What is the Economic Value Atlas?
The Economic Value Atlas is a tool to help policymakers focus investments in ways that will create access to family-wage jobs and support growing industries.
The tool will help verify and improve our understanding of the economy by providing an interactive, visual display of variables that tie back to a set of desired economic outcomes. It will also help provide a more transparent public discussion about economic conditions among the communities in the region and how we can build an inclusive economy and expand access to opportunity.
Why was the tool built?
Greater Portland’s dedication to creating a great quality of life has brought an influx of new residents and rapid job growth, creating challenges for the region’s livability, including wage disparities, fewer affordable housing options and longer travel times.
The tool will help to share resources and information at a scale that crosses city and county lines, which will help greater Portland build and leverage distinct competitive advantages for communities and industries.
Metro and its local jurisdictional partners have robust plans for land use and transportation, but also need to ensure those plans help the regional economy thrive for everyone. This tool helps us better understand where businesses are growing, what they need, how people get there and how products get to market.
Who was involved in creating the tool?
Many partners had a hand in creating the Economic Value Atlas, including Metro and other local jurisdictions, The Brookings Institution, Greater Portland Inc., Columbia River Economic Development Council, Work Systems Inc., Businesses for Better Portland, and other organizations with a shared interest to advance inclusive economic development objectives.
Who is going to use this tool?
- Economic development professionals seeking to highlight key competitive advantages of their community and the region when interacting with businesses and entrepreneurs.
- Advocacy organizations and workforce development organizations dedicated to economic justice that want to understand specific opportunities to address barriers to economic opportunity.
- Jurisdictions (including Metro) that want to both understand and communicate economic conditions that surround our transportation and land use planning and project investment decisions.
How does it benefit the public?
The Economic Value Atlas uses data to paint a picture of the regional economy that will help our communities be more intentional about how and where public investments should be made. For example, the tool can help pinpoint areas of focus for regional investments that help achieve both local and regional economic development aspirations.
How does the tool work in practice?
- For implementation of the regional housing bond, the tool could offer possible guidance for where affordable housing makes sense given existing affordability levels and nearby workforce.
- For developing the proposed transportation measure in 2020, the tool can indicate what the economic situation looks like along specific corridors to tell the region whether certain investments make sense.

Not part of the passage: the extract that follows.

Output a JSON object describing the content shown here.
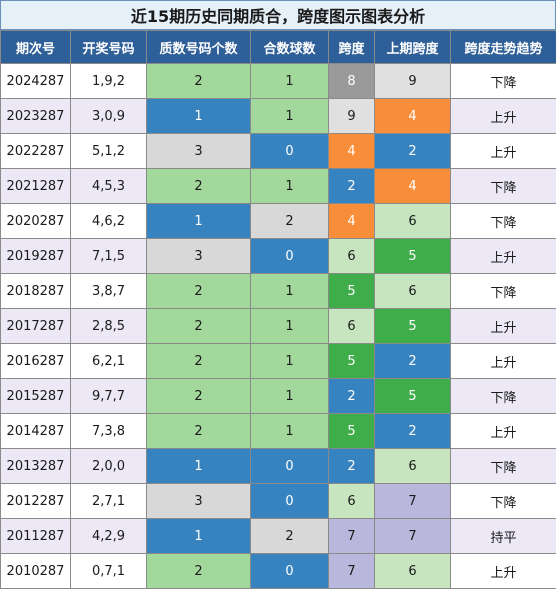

- For a business, it can provide tools to assist businesses in early area/site identification based on zoning allowances, access to workers, existing mobility/connectivity and other key factors.
What might it look like in the future?
In the shorter-term, Metro expects to add features that allow you to print out and export data on a particular area, compare between 2-3 different communities, and focus in on only those areas that exceed the regional average for a particular measure.
A medium-term build out of the tool might include a feature to assist businesses in early area/site identification based on zoning allowances, access to workers, existing mobility/connectivity and other key factors.
A longer-term build out of the tool could lead to a map feature that informs how Metro and local jurisdictions evaluate what transportation projects to invest in as part of their allocations of local and federal resources.